Monsanto Co. reported higher earnings in the first quarter than the prior year on strong demand from its South American business.
Net income was $29 million in the first quarter, reversing a $253 million loss in the year-ago period. Total crop protection, or Agricultural Productivity, sales dropped to $802 million from $820 million in the prior-year quarter. Seeds and Genomics sales were stronger, climbing to $1.8 billion from $1.4 billion.
“We’ve been very pleased with the strong support — especially from shareowners and growers — for the agreement to combine with Bayer,” said Hugh Grant, chairman and chief executive officer. “We expect the combination with Bayer to amplify the rate of innovation faster than either company could achieve alone, which will be critical in helping to increase grower productivity to meet projected demand in the decades ahead.”
With the expected strong start in the first quarter and continued focus on return on innovation and financial discipline, the company remains confident in its fiscal year 2017 outlook. Despite the fact that the year-over-year change in currency rates was modestly favorable in the first quarter of fiscal year 2017, the company continues to assume that the change in rates will have a relatively neutral effect on a full year basis given the recent strengthening of the U.S. dollar against several currencies.
The fiscal year 2017 full-year as-reported EPS guidance is expected to be in the range of $3.97 to $4.45. These earnings are expected to translate into $2.4-to-$2.8 billion of operating cash flows and $1.4-to-$1.6 billion of free cash flows, after deducting an estimated $1.0-to-$1.2 billion of investing cash flows. These investing cash flows reflect the planned investment in the company’s dicamba manufacturing facility and assume the successful sale of the precision agriculture equipment business.
The company expects roughly $100 million of gross profit from strategic licensing deals towards the end of the fiscal year which is anticipated to be roughly split between Seeds and Genomics and Ag Productivity. Seeds and Genomics segment gross profit is expected to increase to mid-single digits as a percent year-over-year, with soybean gross profit alone expected to grow by more than 20 percent, driven by new trait penetration and an anticipated reduction in cost of goods sold. In corn, growth is expected to come from global genetic share gains and global germplasm price mix lift in local currency that is flat to up low-single-digits, in terms of percentages. The company expects global corn acres to be roughly flat, with declines in U.S. corn acreage offset by the early increases in South America.

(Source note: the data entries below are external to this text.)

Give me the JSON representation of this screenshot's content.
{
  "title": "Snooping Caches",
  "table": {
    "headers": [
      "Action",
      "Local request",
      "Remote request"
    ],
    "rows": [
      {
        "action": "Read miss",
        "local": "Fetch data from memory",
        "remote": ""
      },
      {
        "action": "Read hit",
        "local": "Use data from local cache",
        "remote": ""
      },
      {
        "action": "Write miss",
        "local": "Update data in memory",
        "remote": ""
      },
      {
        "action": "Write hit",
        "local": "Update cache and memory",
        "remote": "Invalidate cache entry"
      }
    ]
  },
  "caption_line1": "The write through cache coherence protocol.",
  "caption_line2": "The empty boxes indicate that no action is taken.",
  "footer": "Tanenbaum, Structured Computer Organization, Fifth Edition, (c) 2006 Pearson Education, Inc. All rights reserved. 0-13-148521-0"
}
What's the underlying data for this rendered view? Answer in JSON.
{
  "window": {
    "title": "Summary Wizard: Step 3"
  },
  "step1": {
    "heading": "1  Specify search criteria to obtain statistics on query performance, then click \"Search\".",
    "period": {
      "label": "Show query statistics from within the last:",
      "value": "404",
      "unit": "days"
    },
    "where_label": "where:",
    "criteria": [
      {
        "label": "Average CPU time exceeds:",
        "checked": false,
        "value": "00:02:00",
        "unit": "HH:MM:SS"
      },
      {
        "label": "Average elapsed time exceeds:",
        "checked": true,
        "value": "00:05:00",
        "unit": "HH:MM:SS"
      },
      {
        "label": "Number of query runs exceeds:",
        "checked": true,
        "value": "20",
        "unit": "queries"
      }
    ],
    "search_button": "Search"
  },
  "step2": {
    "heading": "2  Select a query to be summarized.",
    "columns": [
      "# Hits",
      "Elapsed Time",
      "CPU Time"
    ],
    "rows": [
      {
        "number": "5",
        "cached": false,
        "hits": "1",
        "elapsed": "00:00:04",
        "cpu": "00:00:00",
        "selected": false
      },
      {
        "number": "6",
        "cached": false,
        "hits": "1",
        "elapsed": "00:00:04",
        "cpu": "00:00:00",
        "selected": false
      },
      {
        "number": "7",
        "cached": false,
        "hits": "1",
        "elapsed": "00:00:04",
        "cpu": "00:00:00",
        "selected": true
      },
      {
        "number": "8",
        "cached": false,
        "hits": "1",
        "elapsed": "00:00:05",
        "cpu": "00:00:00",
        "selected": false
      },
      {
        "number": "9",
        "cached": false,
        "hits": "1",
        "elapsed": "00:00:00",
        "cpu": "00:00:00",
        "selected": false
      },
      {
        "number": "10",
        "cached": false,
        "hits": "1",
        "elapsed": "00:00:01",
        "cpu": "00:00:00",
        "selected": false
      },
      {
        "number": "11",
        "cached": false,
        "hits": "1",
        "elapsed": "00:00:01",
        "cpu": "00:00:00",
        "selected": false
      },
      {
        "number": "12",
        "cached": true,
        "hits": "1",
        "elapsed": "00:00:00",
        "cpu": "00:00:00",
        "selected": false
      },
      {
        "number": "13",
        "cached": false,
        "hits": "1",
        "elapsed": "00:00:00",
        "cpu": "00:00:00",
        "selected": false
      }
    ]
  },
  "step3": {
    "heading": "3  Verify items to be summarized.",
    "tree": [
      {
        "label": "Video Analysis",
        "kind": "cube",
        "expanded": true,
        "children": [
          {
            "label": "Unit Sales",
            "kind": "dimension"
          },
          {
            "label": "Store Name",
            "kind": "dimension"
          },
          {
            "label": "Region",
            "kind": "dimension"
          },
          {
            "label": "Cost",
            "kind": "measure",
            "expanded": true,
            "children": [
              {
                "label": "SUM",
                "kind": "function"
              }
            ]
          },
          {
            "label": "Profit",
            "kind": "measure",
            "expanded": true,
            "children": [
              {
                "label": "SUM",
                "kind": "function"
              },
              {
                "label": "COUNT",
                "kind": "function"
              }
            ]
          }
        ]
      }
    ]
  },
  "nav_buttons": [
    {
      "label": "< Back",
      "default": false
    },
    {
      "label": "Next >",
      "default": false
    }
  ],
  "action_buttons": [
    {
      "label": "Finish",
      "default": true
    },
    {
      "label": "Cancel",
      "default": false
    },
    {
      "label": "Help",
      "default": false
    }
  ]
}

The company adjusted Ag Productivity gross profit to the expected range of $850-to-$950 million, reflecting year-over-year price declines in glyphosate-based herbicides in the first half of the year, offset partially by the benefit of licensing opportunities and expected higher volumes. The adjustment in gross profit outlook is a result of the approximately $85 million benefit from the sale of the Latitude wheat fungicide business that was ultimately recorded in other expense, net for the segment, as opposed to gross profit as anticipated.
The company’s restructuring and cost savings initiatives remain on track, with the opportunity to deliver approximately $380 million in annual savings at the close of fiscal 2017 in operating expenses and cost of good sold, as compared to fiscal year 2015. However, setting aside pending Bayer transaction related costs and restructuring expenses, overall operating expenses in fiscal 2017 are expected to increase slightly with inflation and the costs associated with the return to growth of the business more than offsetting the savings. The expected tax rate for the year remains in the range of 25-to-28 percent.
For the second quarter of fiscal year 2017, the company expects as-reported and ongoing earnings per share that is approximately $0.20 to $0.50 better than the prior year. The company sees this first half earnings improvement as a reflection of the benefit from the sale of the Latitude business and the absence of a significant portion of the Argentine peso devaluation from the prior year. In the second half of the fiscal year, the company expects roughly 40 cents less in earnings per share benefit from strategic deals versus the prior year in addition to a more challenging currency environment than in the first quarter.
The company’s higher Seeds and Genomics sales in the first quarter included a 25-plus percent increase in planted corn acres in Argentina and more than a 10 percent increase in corn acres planted in Brazil accompanied by double-digit price increases in corn germplasm in local currency in both countries. In the U.S., demand for year-one hybrids remains strong and the early read on the order book supports the company’s intention to grow genetic share.
The company continues to build on the momentum of Intacta RR2 PRO™ soybeans in South America as it remains on track to reach a target of 45 to 55 million acres in fiscal year 2017. In the U.S., demand for Roundup Ready 2 Xtend™ soybeans remains strong and the company is well-supplied for more than 15 million acres of the product. With the EPA approval for in-crop use of dicamba in-hand, the company has received nearly two-thirds of the necessary state approvals for both soybeans and cotton, and expects to have the rest before planting. The company said it has provided extensive, ongoing customer training and expects customers will have an outstanding experience with the Roundup Ready® Xtend crop system.